Location
- Balmoral, Queensland Australia 27°27′22.04″S 153°4′23.04″E﻿ / ﻿27.4561222°S 153.0730667°E

Information
- Type: Public, co-educational, secondary, day school
- Motto: Latin: consilio at animo (By wisdom and courage / With purpose and spirit)
- Established: 1958
- Principal: Andrew Noble
- Grades: 7–12
- Enrolment: 950
- Colours: Bottle green and shadow
- Website: balmoralshs.eq.edu.au

= Balmoral State High School =

Balmoral State High School is a secondary school in Balmoral, Queensland, Australia. The school opened in February 1958.

The school has an enrolment of 950 students and is a part of the Gateway Learning Community (GLC). The GLC is an alliance of six local primary schools and Balmoral State High School.

==Houses==
The school has a house system. There are four houses, which are identified by name and colour. The school's houses are:

- Coffey (red)
- Toyne (orange)
- Tunstall (purple)
- Wilson (blue)

==Curriculum==
The school follows the Australian Curriculum, with specialist subjects including aerospace studies, design & technology, psychology, philosophy, history, legal studies, food & nutrition, fashion, Japanese, football academy, film & television, drama, art, dance, music academy, and music.

==Co-curricular activities==
Balmoral State High School has many academic, sporting and cultural programmes, including the Boeing Enterprise Team, Football, soccer (sport) excellence programme, Music Academy, student radio station, instrumental music programme, choir, and biennial musical production.

The school is one of 16 within the Gateway Aerospace Schools Project. This project is a joint initiative between Education Queensland, Aviation Australia, Aviation industries and selected schools, and is designed to promote and develop careers in the aerospace industry.

The school also has a formal relationship with Boeing Defence Australia and offers students the Boeing Enterprise Team, which is mentored by senior Boeing staff.
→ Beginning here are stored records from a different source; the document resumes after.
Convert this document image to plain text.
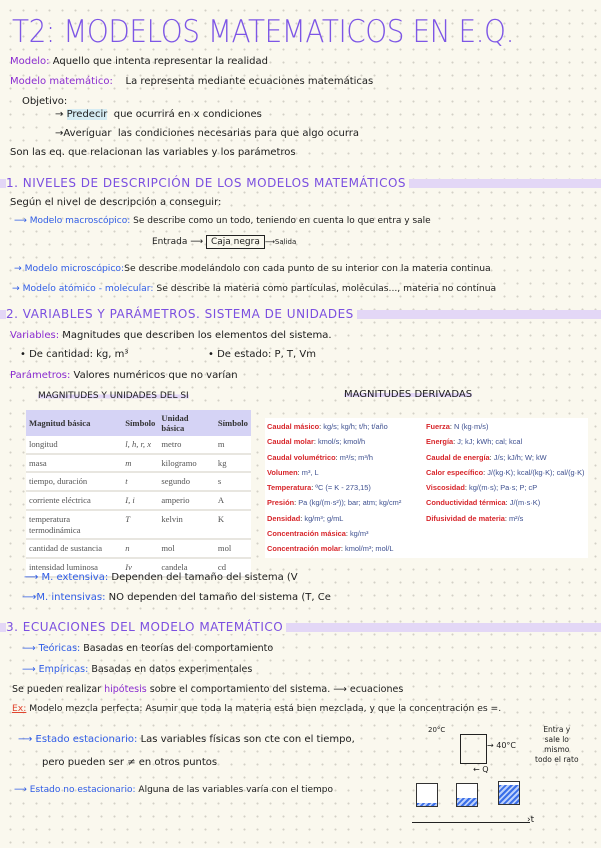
T2: MODELOS MATEMATICOS EN E.Q.
Modelo: Aquello que intenta representar la realidad
Modelo matemático: La representa mediante ecuaciones matemáticas
Objetivo:
→ Predecir que ocurrirá en x condiciones
→Averiguar las condiciones necesarias para que algo ocurra
Son las eq. que relacionan las variables y los parámetros
1. NIVELES DE DESCRIPCIÓN DE LOS MODELOS MATEMÁTICOS
Según el nivel de descripción a conseguir:
⟶ Modelo macroscópico: Se describe como un todo, teniendo en cuenta lo que entra y sale
Entrada ⟶ Caja negra ⟶Salida
→ Modelo microscópico:Se describe modelándolo con cada punto de su interior con la materia continua
→ Modelo atómico - molecular: Se describe la materia como partículas, moléculas..., materia no continua
2. VARIABLES Y PARÁMETROS. SISTEMA DE UNIDADES
Variables: Magnitudes que describen los elementos del sistema.
• De cantidad: kg, m³	• De estado: P, T, Vm
Parámetros: Valores numéricos que no varían
MAGNITUDES Y UNIDADES DEL SI	MAGNITUDES DERIVADAS
Magnitud básica	Símbolo	Unidad básica	Símbolo
longitud	l, h, r, x	metro	m
masa	m	kilogramo	kg
tiempo, duración	t	segundo	s
corriente eléctrica	I, i	amperio	A
temperatura termodinámica	T	kelvin	K
cantidad de sustancia	n	mol	mol
intensidad luminosa	Iv	candela	cd
Caudal másico: kg/s; kg/h; t/h; t/año
Caudal molar: kmol/s; kmol/h
Caudal volumétrico: m³/s; m³/h
Volumen: m³, L
Temperatura: ºC (= K - 273,15)
Presión: Pa (kg/(m·s²)); bar; atm; kg/cm²
Densidad: kg/m³; g/mL
Concentración másica: kg/m³
Concentración molar: kmol/m³; mol/L
Fuerza: N (kg·m/s)
Energía: J; kJ; kWh; cal; kcal
Caudal de energía: J/s; kJ/h; W; kW
Calor específico: J/(kg·K); kcal/(kg·K); cal/(g·K)
Viscosidad: kg/(m·s); Pa·s; P; cP
Conductividad térmica: J/(m·s·K)
Difusividad de materia: m²/s
⟶ M. extensiva: Dependen del tamaño del sistema (V
⟶M. intensivas: NO dependen del tamaño del sistema (T, Ce
3. ECUACIONES DEL MODELO MATEMÁTICO
⟶ Teóricas: Basadas en teorías del comportamiento
⟶ Empíricas: Basadas en datos experimentales
Se pueden realizar hipótesis sobre el comportamiento del sistema. ⟶ ecuaciones
Ex: Modelo mezcla perfecta: Asumir que toda la materia está bien mezclada, y que la concentración es =.
⟶ Estado estacionario: Las variables físicas son cte con el tiempo,
pero pueden ser ≠ en otros puntos
20°C
→ 40°C
← Q
Entra y
sale lo
mismo
todo el rato
⟶ Estado no estacionario: Alguna de las variables varía con el tiempo
›t
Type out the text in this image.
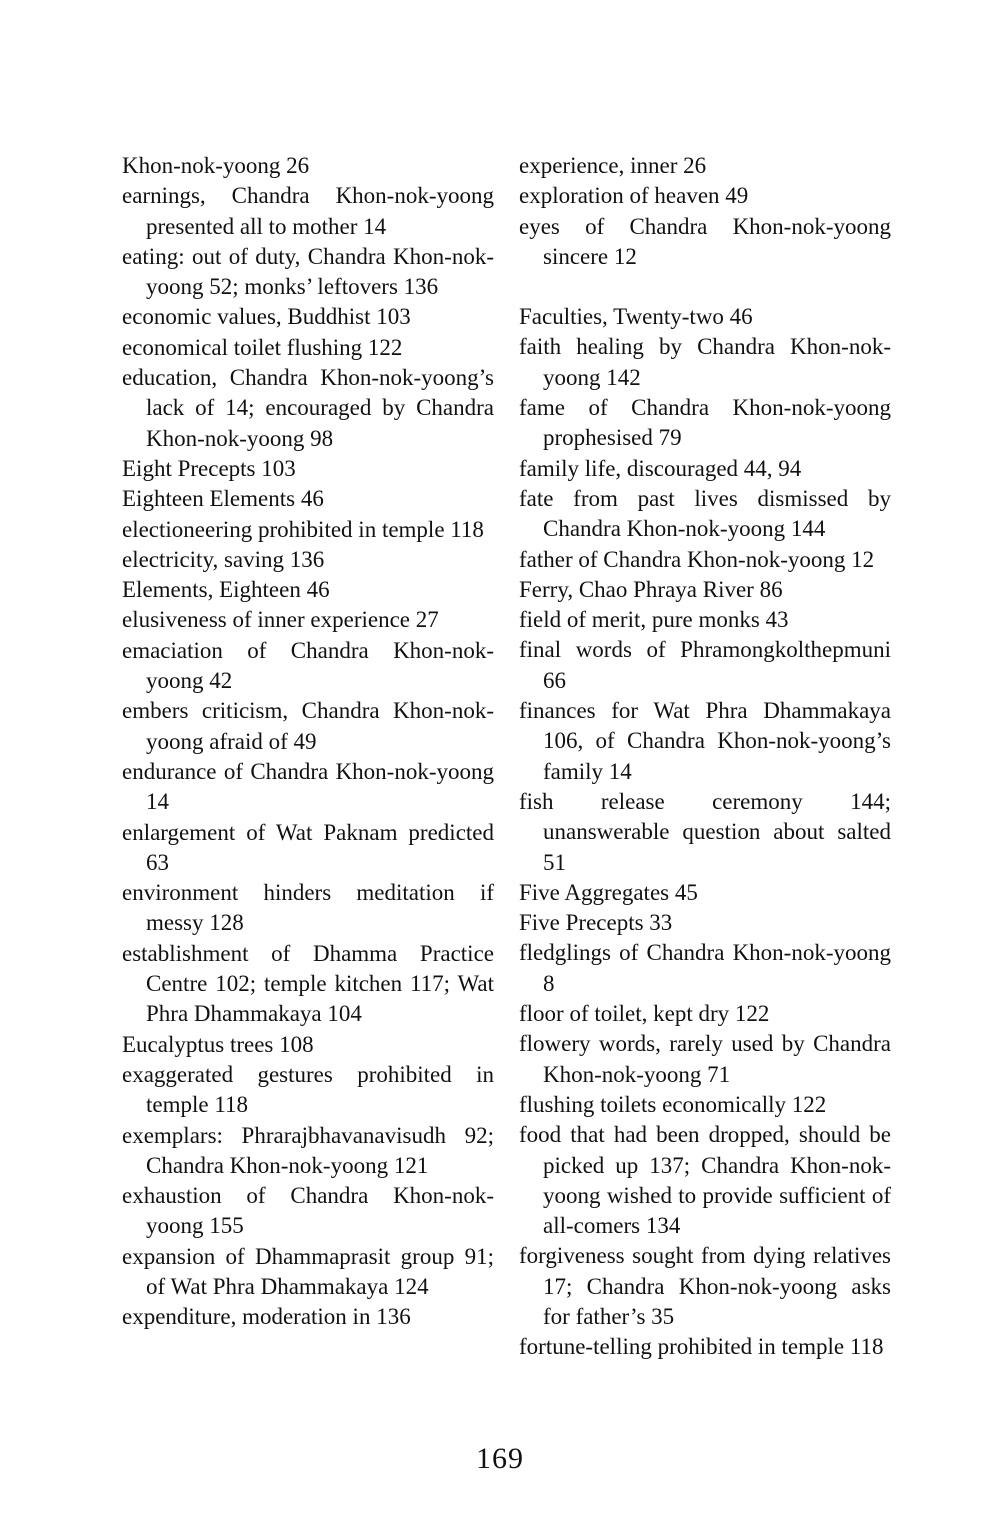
Khon-nok-yoong 26
earnings, Chandra Khon-nok-yoong presented all to mother 14
eating: out of duty, Chandra Khon-nok-yoong 52; monks’ leftovers 136
economic values, Buddhist 103
economical toilet flushing 122
education, Chandra Khon-nok-yoong’s lack of 14; encouraged by Chandra Khon-nok-yoong 98
Eight Precepts 103
Eighteen Elements 46
electioneering prohibited in temple 118
electricity, saving 136
Elements, Eighteen 46
elusiveness of inner experience 27
emaciation of Chandra Khon-nok-yoong 42
embers criticism, Chandra Khon-nok-yoong afraid of 49
endurance of Chandra Khon-nok-yoong 14
enlargement of Wat Paknam predicted 63
environment hinders meditation if messy 128
establishment of Dhamma Practice Centre 102; temple kitchen 117; Wat Phra Dhammakaya 104
Eucalyptus trees 108
exaggerated gestures prohibited in temple 118
exemplars: Phrarajbhavanavisudh 92; Chandra Khon-nok-yoong 121
exhaustion of Chandra Khon-nok-yoong 155
expansion of Dhammaprasit group 91; of Wat Phra Dhammakaya 124
expenditure, moderation in 136
experience, inner 26
exploration of heaven 49
eyes of Chandra Khon-nok-yoong sincere 12
Faculties, Twenty-two 46
faith healing by Chandra Khon-nok-yoong 142
fame of Chandra Khon-nok-yoong prophesised 79
family life, discouraged 44, 94
fate from past lives dismissed by Chandra Khon-nok-yoong 144
father of Chandra Khon-nok-yoong 12
Ferry, Chao Phraya River 86
field of merit, pure monks 43
final words of Phramongkolthepmuni 66
finances for Wat Phra Dhammakaya 106, of Chandra Khon-nok-yoong’s family 14
fish release ceremony 144; unanswerable question about salted 51
Five Aggregates 45
Five Precepts 33
fledglings of Chandra Khon-nok-yoong 8
floor of toilet, kept dry 122
flowery words, rarely used by Chandra Khon-nok-yoong 71
flushing toilets economically 122
food that had been dropped, should be picked up 137; Chandra Khon-nok-yoong wished to provide sufficient of all-comers 134
forgiveness sought from dying relatives 17; Chandra Khon-nok-yoong asks for father’s 35
fortune-telling prohibited in temple 118
169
This initiative is designed to provide real-life business management experiences within a working team.

==Facilities==

Balmoral State High School has large suburban grounds of over 30 acres. The grounds include three sports ovals, two futsal courts, one inside and two outside basketball courts. The school's learning spaces include a trades training centre, including modern metal fabrication machinery, a studio theatre, an indoor sports complex, a film & television facility, a home economics precinct, specialist science laboratories, a 500-seat hall, a purpose-built access centre, and five eLearning PC laboratories. Balmoral is currently undergoing further construction work as a part of the Education Queensland build and upgrade initiative.